Tool Chain Improvements
An ongoing project in FreeBSD is the migration to a permissively licensed, modern tool chain. The Foundation has sponsored portions of this work over the last several years, and is now helping form a plan to address the collection of outstanding issues scattered across a number of areas. A tracking PR is open to identify all of the individual issues as dependencies.
The main issues we are working to address in time for FreeBSD 13 include:
LLVM’s linker, lld
We’ve made a significant investment in migrating to LLVM’s lld linker for amd64, arm64, and arm7 in preparation for FreeBSD 12.0. Additional work in the ports collection is needed before i386 can also be migrated, but is on track for resolution in the next month or two.
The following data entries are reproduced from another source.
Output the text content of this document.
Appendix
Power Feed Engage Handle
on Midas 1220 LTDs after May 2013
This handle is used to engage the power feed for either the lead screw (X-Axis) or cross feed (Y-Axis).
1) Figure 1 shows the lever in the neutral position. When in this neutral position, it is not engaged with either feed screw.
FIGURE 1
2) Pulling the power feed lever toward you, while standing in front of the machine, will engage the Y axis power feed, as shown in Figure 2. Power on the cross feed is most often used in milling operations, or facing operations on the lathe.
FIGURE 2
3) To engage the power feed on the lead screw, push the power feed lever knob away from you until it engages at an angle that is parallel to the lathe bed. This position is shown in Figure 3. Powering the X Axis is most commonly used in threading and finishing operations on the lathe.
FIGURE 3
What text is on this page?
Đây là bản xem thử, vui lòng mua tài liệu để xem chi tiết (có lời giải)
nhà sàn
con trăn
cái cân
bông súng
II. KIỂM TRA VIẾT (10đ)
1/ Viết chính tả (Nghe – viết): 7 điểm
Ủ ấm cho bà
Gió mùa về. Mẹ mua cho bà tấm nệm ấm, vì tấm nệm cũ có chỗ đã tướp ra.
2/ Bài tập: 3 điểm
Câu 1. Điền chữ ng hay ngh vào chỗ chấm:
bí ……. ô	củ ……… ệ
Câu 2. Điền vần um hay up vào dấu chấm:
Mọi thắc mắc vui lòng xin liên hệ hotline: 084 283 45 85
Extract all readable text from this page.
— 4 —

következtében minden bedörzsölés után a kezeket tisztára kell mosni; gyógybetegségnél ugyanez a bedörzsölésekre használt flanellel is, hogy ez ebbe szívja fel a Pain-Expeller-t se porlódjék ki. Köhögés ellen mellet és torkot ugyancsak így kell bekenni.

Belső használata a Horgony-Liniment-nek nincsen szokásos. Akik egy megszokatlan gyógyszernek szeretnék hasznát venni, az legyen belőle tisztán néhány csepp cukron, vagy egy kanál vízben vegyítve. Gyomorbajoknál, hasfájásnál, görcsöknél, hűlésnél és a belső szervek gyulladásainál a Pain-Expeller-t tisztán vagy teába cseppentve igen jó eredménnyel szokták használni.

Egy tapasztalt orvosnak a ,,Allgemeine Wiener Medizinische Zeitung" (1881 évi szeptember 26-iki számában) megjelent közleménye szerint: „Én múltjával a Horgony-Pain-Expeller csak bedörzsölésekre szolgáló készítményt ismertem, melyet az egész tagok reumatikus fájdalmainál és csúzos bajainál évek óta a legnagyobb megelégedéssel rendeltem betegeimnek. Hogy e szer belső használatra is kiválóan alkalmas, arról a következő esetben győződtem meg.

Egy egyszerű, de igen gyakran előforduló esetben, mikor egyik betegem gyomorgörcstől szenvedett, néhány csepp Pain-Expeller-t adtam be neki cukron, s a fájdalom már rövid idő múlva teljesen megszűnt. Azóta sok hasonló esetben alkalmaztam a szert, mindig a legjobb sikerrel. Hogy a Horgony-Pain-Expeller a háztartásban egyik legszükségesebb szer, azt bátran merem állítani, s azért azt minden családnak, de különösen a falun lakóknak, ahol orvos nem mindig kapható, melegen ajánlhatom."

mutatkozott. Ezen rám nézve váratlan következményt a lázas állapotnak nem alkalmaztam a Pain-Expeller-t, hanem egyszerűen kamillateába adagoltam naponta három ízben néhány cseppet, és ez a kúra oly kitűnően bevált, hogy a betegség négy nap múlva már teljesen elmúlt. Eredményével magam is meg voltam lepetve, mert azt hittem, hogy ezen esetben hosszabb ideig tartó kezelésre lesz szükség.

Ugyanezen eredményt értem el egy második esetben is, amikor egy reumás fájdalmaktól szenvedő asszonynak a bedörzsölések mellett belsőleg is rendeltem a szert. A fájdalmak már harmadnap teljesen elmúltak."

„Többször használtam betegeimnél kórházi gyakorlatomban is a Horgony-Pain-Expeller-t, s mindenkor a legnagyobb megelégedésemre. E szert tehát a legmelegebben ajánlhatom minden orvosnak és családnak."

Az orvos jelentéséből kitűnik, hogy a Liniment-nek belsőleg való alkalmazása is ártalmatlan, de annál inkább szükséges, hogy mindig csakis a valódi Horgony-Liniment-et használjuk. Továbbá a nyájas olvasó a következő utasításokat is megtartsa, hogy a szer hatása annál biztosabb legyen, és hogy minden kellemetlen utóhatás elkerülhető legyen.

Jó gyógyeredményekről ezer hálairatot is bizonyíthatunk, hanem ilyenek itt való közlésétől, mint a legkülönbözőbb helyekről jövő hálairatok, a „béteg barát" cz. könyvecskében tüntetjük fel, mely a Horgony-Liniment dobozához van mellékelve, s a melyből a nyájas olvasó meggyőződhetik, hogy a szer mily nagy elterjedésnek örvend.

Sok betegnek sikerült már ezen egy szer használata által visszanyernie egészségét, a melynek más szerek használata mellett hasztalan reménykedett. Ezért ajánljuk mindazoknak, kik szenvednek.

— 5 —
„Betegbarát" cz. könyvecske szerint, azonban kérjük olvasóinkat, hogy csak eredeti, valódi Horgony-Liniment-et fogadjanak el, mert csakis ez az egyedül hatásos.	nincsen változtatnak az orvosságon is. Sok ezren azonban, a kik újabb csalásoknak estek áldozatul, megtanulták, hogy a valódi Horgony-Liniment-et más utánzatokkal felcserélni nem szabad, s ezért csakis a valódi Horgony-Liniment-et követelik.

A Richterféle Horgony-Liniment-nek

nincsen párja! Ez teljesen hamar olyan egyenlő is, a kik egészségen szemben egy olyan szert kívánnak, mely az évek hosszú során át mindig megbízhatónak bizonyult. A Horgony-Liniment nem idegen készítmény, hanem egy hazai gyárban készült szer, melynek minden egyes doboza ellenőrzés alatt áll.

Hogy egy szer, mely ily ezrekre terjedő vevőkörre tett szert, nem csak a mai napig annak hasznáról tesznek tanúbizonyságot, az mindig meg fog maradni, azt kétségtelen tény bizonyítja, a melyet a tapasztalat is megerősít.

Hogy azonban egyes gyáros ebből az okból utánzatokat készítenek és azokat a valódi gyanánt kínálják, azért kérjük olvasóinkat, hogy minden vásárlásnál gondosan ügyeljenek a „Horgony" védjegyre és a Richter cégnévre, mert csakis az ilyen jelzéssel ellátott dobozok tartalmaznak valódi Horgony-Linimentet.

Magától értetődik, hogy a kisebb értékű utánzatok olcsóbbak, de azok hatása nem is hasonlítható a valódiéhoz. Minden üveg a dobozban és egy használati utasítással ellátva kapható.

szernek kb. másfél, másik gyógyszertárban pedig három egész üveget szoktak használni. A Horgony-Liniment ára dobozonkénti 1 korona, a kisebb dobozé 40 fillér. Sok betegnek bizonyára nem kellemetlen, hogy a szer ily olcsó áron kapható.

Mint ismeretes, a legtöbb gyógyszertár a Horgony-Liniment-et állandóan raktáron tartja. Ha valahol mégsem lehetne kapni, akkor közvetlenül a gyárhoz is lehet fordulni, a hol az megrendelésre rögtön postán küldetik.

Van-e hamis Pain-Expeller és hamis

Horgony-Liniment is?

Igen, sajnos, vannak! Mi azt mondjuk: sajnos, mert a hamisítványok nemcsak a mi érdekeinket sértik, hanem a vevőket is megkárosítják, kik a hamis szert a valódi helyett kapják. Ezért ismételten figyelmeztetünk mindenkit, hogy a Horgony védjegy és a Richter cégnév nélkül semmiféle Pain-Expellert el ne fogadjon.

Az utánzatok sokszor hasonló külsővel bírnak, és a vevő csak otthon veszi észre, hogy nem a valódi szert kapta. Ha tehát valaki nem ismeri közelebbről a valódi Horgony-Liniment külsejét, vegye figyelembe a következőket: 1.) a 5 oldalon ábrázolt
Beyond that we will spend some additional time improving lld on FreeBSD for MIPS, Power/PowerPC, and RISC-V.
The migration to a modern linker will enable several other improvements, including Link-Time Optimization (LTO) and Clang’s Control Flow Integrity (CFI).
FreeBSD currently relies on an outdated GNU assembler to assemble a small number of files on a few architectures. These cases are being reworked to use Clang’s Integrated Assembler (IAS) instead, facilitating the retirement of the GNU assembler (as).
Other Binary Utilities
On FreeBSD, most of the tools historically provided by GNU binutils are now from the ELF Tool Chain project. One tool not available from ELF Tool Chain is objdump, but the LLVM project has an llvm-objdump that is similar to GNU objdump. We’ve been working to identify shortcomings in that tool and coordinating with others in the LLVM community to allow it to function as a replacement.
In order to facilitate LTO some tools (at least “ar” and “nm”) need to gain support for the symbol format used by LLVM bitcode. There are two ways to accomplish this: we can migrate to the LLVM version of these tools, or enhance the ELF Tool Chain ones with support for LLVM bitcode. Most likely we will pursue both options.
Other ELF Tool Chain tools will receive bug fixes and functionality improvements.
Today LLVM’s libunwind library is used for stack unwinding on arm64, 32- and 64-bit x86, RISC-V, and MIPS. Some work is needed to enable support for 32-bit arm, as well as Power.